Postingan 8 Januari 2015
Saat kami pidah ke Norfolk, Virginia, Sofie berumur 7 tahun. Sudah sempat sekolah selama satu semester di kelas 1 MI Muhammadiyah Banyuwangi. Kami sempat ragu, akankan Sofie bisa masuk sekolah di sini atau homeschooling saja?
Dengan berbagai pertimbangan kami mencoba memasukkan Sofie ke sekolah publik di sini. Kebetulan di dekat tempat tinggal kami ada sekolah publik yang reputasinya cukup bagus. Kira-kira 1,5 bulan sebelum kami datang, suami sudah ambil formulir sekaligus menanyakan persyaratan masuk sekolah. Ternyata syarat-syaratnya tidak banyak. Hanya mengisi formulir dan melengkapi imunisasi.
Nah, ini dia masalahnya. Sofie itu cuma ikut imunisasi dasar sampai usia 9 bulan. Setelah itu blas gak pernah imunisasi lagi. Di MI sempat mendapat imunisasi DPT dan campak. Padahal syarat masuk SD di sini, anak harus sudah imunisasi, DPT & DT (stlh 7th), Polio, Hib, MMR, Hepatitis B, Varicella (Campak) yang masing2 lebih dari 1 dosis dan harus ada yang diberikan di atas usia 4 th.
Jadilah selama di Banyuwangi aq mencari info tempat mendapat imunisasi tersebut dan Sofie medapat berbagai imunisasi sebelum berangkat ke US.
Tanggal 5 Januari kami ke calon sekolahnya Sofie. Namanya Larchmont Elementary School. Motonya home for leopard, jadi banyak gambar dan aksesoris leopard di sekolah.
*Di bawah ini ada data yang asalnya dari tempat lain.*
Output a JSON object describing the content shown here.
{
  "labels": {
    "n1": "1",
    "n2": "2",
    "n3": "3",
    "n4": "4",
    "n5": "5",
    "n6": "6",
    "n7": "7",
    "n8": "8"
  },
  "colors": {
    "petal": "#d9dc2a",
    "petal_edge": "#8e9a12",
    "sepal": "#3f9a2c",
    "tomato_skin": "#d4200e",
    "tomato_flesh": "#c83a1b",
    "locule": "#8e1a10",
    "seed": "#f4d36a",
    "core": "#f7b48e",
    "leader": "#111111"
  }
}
Jam 8 kami berangkat, saat itu suhu 9 derajat celcius. Cuaca dingin tapi langit cerah. Matahari bersinat hangat. Karena mengira tidak terlalu dingin jadi kami tidak berjaket. Awalnya sih tidak apa-apa. Tapi lama2 wuihh dingin juga. Biar agak hangat kami berlari-lari kecil. Liliana di stroller dan didorong ayah.
Sampai di depan sekolah tampak anak2 berbaris. Sebagian didampingi ayah atau ibunya. Sapaan-sapaaan hangat terdengar, “Morning”…”Hi”…”Happy New Year”…Anak2 riuh saling berceloteh, “My new jacket….bla bla..good sweater..bla bla..wow frozen..bla bla..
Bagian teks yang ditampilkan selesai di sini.